This is absolutely BRILLIANT!
a tool designed to address the File Drawer Problem as it pertains to psychological research: the distortion in the scientific literature that results from the failure to publish non-replications. Most journals (especially high impact journals that specialize in publishing surprising findings that have low prior odds of being correct) are rarely willing to publish even carefully conducted non-replications that question the validity of a finding that they have published. Often the only people who learn about non-replications are those who happen to be "plugged in" to social networks that circulate this information in a fragmentary and inefficient way. Even textbook authors are rarely well informed about the replicability of the results that they report on, and may often rely upon results that are known to be dubious by those working in the area.
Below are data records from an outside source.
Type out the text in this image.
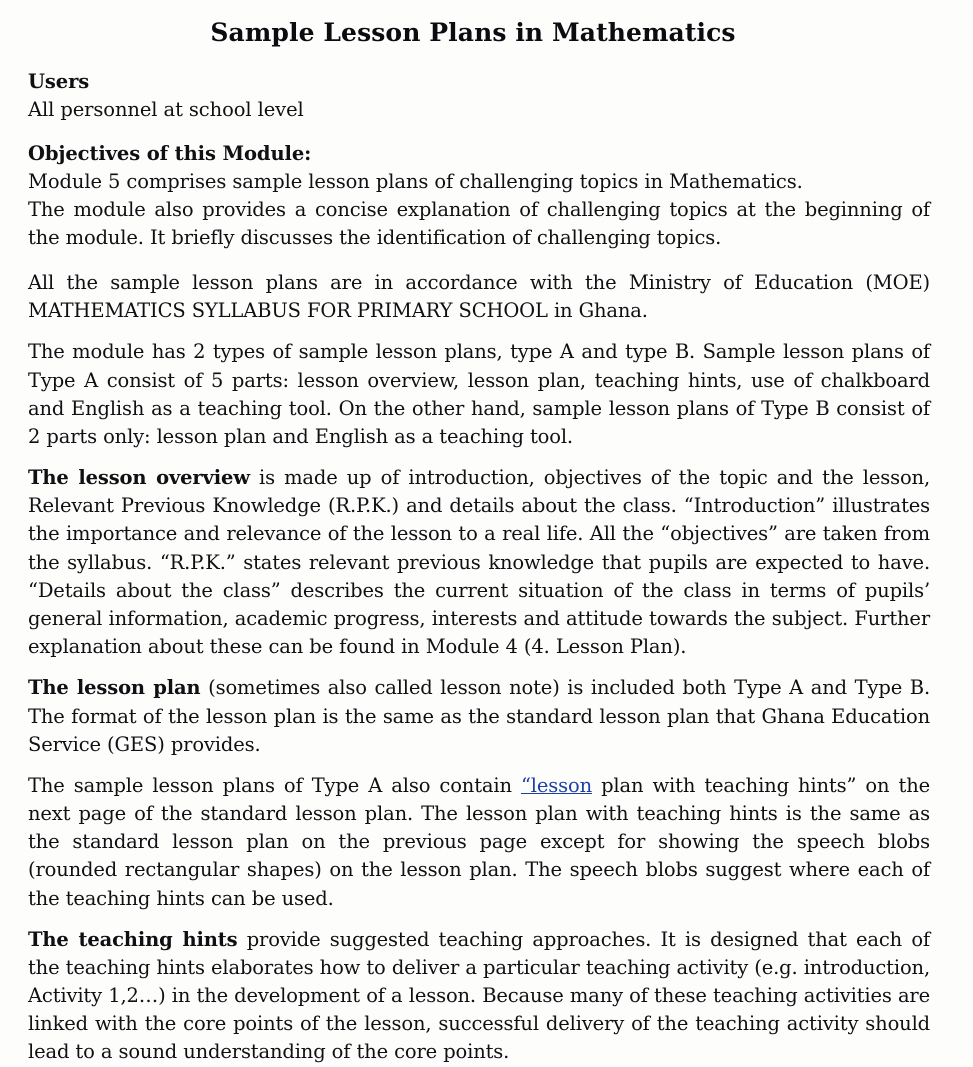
Sample Lesson Plans in Mathematics
Users
All personnel at school level
Objectives of this Module:
Module 5 comprises sample lesson plans of challenging topics in Mathematics.
The module also provides a concise explanation of challenging topics at the beginning of the module. It briefly discusses the identification of challenging topics.

All the sample lesson plans are in accordance with the Ministry of Education (MOE) MATHEMATICS SYLLABUS FOR PRIMARY SCHOOL in Ghana.

The module has 2 types of sample lesson plans, type A and type B. Sample lesson plans of Type A consist of 5 parts: lesson overview, lesson plan, teaching hints, use of chalkboard and English as a teaching tool. On the other hand, sample lesson plans of Type B consist of 2 parts only: lesson plan and English as a teaching tool.

The lesson overview is made up of introduction, objectives of the topic and the lesson, Relevant Previous Knowledge (R.P.K.) and details about the class. “Introduction” illustrates the importance and relevance of the lesson to a real life. All the “objectives” are taken from the syllabus. “R.P.K.” states relevant previous knowledge that pupils are expected to have. “Details about the class” describes the current situation of the class in terms of pupils’ general information, academic progress, interests and attitude towards the subject. Further explanation about these can be found in Module 4 (4. Lesson Plan).

The lesson plan (sometimes also called lesson note) is included both Type A and Type B. The format of the lesson plan is the same as the standard lesson plan that Ghana Education Service (GES) provides.

The sample lesson plans of Type A also contain “lesson plan with teaching hints” on the next page of the standard lesson plan. The lesson plan with teaching hints is the same as the standard lesson plan on the previous page except for showing the speech blobs (rounded rectangular shapes) on the lesson plan. The speech blobs suggest where each of the teaching hints can be used.

The teaching hints provide suggested teaching approaches. It is designed that each of the teaching hints elaborates how to deliver a particular teaching activity (e.g. introduction, Activity 1,2…) in the development of a lesson. Because many of these teaching activities are linked with the core points of the lesson, successful delivery of the teaching activity should lead to a sound understanding of the core points.
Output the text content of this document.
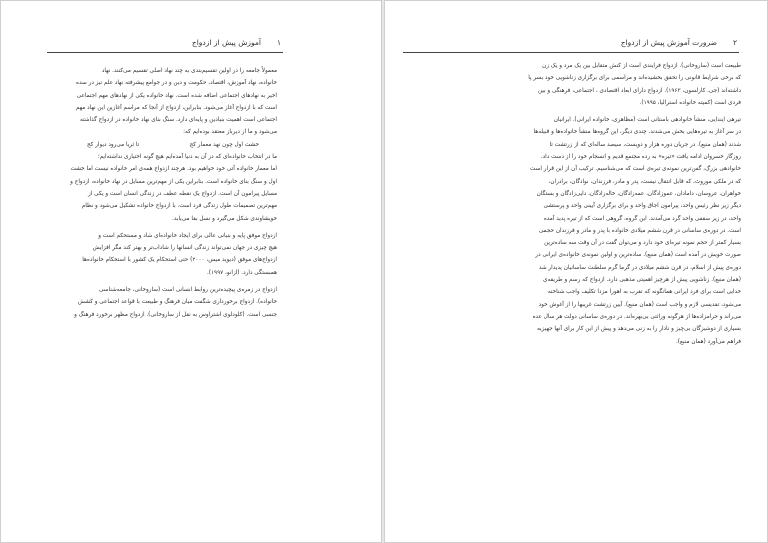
۱
آموزش پیش از ازدواج
معمولاً جامعه را در اولین تقسیم‌بندی به چند نهاد اصلی تقسیم می‌کنند. نهاد
خانواده، نهاد آموزش، اقتصاد، حکومت و دین و در جوامع پیشرفته نهاد علم نیز در سده
اخیر به نهادهای اجتماعی اضافه شده است. نهاد خانواده یکی از نهادهای مهم اجتماعی
است که با ازدواج آغاز می‌شود. بنابراین، ازدواج از آنجا که مراسم آغازین این نهاد مهم
اجتماعی است اهمیت بنیادین و پایه‌ای دارد. سنگ بنای نهاد خانواده در ازدواج گذاشته
می‌شود و ما از دیرباز معتقد بوده‌ایم که:
خشت اول چون نهد معمار کج
تا ثریا می‌رود دیوار کج
ما در انتخاب خانواده‌ای که در آن به دنیا آمده‌ایم هیچ گونه اختیاری نداشته‌ایم؛
اما معمار خانواده آتی خود خواهیم بود. هرچند ازدواج همه‌ی امر خانواده نیست اما خشت
اول و سنگ بنای خانواده است. بنابراین یکی از مهم‌ترین مسایل در نهاد خانواده، ازدواج و
مسایل پیرامون آن است. ازدواج یک نقطه عطف در زندگی انسان است و یکی از
مهم‌ترین تصمیمات طول زندگی فرد است. با ازدواج خانواده تشکیل می‌شود و نظام
خویشاوندی شکل می‌گیرد و نسل بقا می‌یابد.
ازدواج موفق پایه و بنیانی عالی برای ایجاد خانواده‌ای شاد و مستحکم است و
هیچ چیزی در جهان نمی‌تواند زندگی انسانها را شاداب‌تر و بهتر کند مگر افزایش
ازدواج‌های موفق (دیوید میس، ۲۰۰۰) حتی استحکام یک کشور با استحکام خانواده‌ها
همبستگی دارد. (ازانو، ۱۹۹۷).
ازدواج در زمره‌ی پیچیده‌ترین روابط انسانی است (ساروخانی، جامعه‌شناسی
خانواده). ازدواج برخورداری شگفت میان فرهنگ و طبیعت با قواعد اجتماعی و کشش
جنسی است. (کلودلوی اشتراوس به نقل از ساروخانی). ازدواج مظهر برخورد فرهنگ و
۲
ضرورت آموزش پیش از ازدواج
طبیعت است (ساروخانی). ازدواج فرایندی است از کنش متقابل بین یک مرد و یک زن
که برخی شرایط قانونی را تحقق بخشیده‌اند و مراسمی برای برگزاری زناشویی خود بسر پا
داشته‌اند (جی. کارلسون، ۱۹۶۳). ازدواج دارای ابعاد اقتصادی ، اجتماعی، فرهنگی و بین
فردی است (کمیته خانواده استرالیا، ۱۹۹۵).
تیرهی ایندایی، منشأ خانوادهی باستانی است (مظاهری، خانواده ایرانی). ایرانیان
در سر آغاز به تیره‌هایی بخش می‌شدند. چندی دیگر، این گروه‌ها منشأ خانواده‌ها و قبیله‌ها
شدند (همان منبع). در جریان دوره هزار و دویست، سیصد ساله‌ای که از زرتشت تا
روزگار خسروان ادامه یافت «تیره» به رده مجتمع قدیم و انسجام خود را از دست داد.
خانوادهی بزرگ، گفن‌ترین نمونه‌ی تیره‌ی است که می‌شناسیم. ترکیب آن از این قرار است
که در ملکی موروث، که قابل انتقال نیست، پدر و مادر، فرزندان، نوادگان، برادران،
خواهران، عروسان، دامادان، عموزادگان، عمه‌زادگان، خاله‌زادگان، دایی‌زادگان و بستگان
دیگر زیر نظر رئیس واحد، پیرامون اجاق واحد و برای برگزاری آیینی واحد و پرستشی
واحد، در زیر سقفی واحد گرد می‌آمدند. این گروه، گروهی است که از تیره پدید آمده
است. در دوره‌ی ساسانی در قرن ششم میلادی خانواده با پدر و مادر و فرزندان حجمی
بسیار کمتر از حجم نمونه تیره‌ای خود دارد و می‌توان گفت در آن وقت سه ساده‌ترین
صورت خویش در آمده است (همان منبع). ساده‌ترین و اولین نمونه‌ی خانواده‌ی ایرانی در
دوره‌ی پیش از اسلام، در قرن ششم میلادی در گرما گرم سلطنت ساسانیان پدیدار شد
(همان منبع). زناشویی پیش از هرچیز اهمیتی مذهبی دارد. ازدواج که رسم و طریقه‌ی
خدایی است برای فرد ایرانی همانگونه که تقرب به اهورا مزدا تکلیف واجب شناخته
می‌شود، تقدیسی لازم و واجب است (همان منبع). آیین زرتشت غریبها را از آغوش خود
می‌راند و حرامزاده‌ها از هرگونه وراثتی بی‌بهره‌اند. در دوره‌ی ساسانی دولت هر سال عده‌
بسیاری از دوشیزگان بی‌چیز و نادار را به زنی می‌دهد و پیش از این کار برای آنها جهیزیه
فراهم می‌آورد (همان منبع).
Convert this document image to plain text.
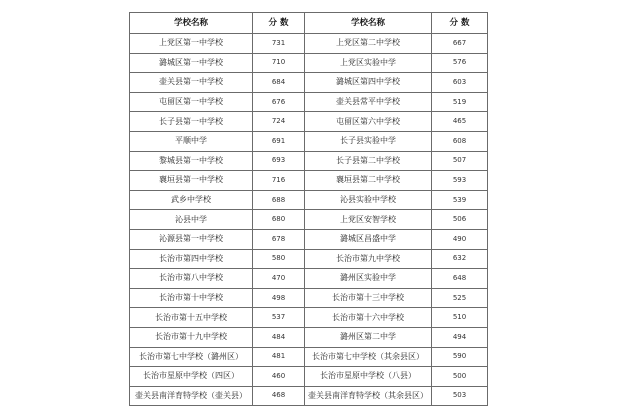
学校名称	分 数	学校名称	分 数
上党区第一中学校	731	上党区第二中学校	667
潞城区第一中学校	710	上党区实验中学	576
壶关县第一中学校	684	潞城区第四中学校	603
屯留区第一中学校	676	壶关县常平中学校	519
长子县第一中学校	724	屯留区第六中学校	465
平顺中学	691	长子县实验中学	608
黎城县第一中学校	693	长子县第二中学校	507
襄垣县第一中学校	716	襄垣县第二中学校	593
武乡中学校	688	沁县实验中学校	539
沁县中学	680	上党区安智学校	506
沁源县第一中学校	678	潞城区昌盛中学	490
长治市第四中学校	580	长治市第九中学校	632
长治市第八中学校	470	潞州区实验中学	648
长治市第十中学校	498	长治市第十三中学校	525
长治市第十五中学校	537	长治市第十六中学校	510
长治市第十九中学校	484	潞州区第二中学	494
长治市第七中学校（潞州区）	481	长治市第七中学校（其余县区）	590
长治市星原中学校（四区）	460	长治市星原中学校（八县）	500
壶关县南洋育特学校（壶关县）	468	壶关县南洋育特学校（其余县区）	503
What a great idea. One of the reasons I recently held out as a justification for the LPU approach to publishing is the hoarding of not-enough-for-pub data out there that might save someone else a whole hell of a lot of time. Well, chasing after a supposed published finding as your control or launching point for new studies can land you in one of those little potholes. Wouldn't it be nice to see a half dozen (or more) attempts to replicate an effect to (at the very least) tell you which are the key conditions and which can be manipulated for your purposes?
Other fields should try something like this.
Disclaimer: I'm professionally acquainted with one or more of the people apparently involved in this effort.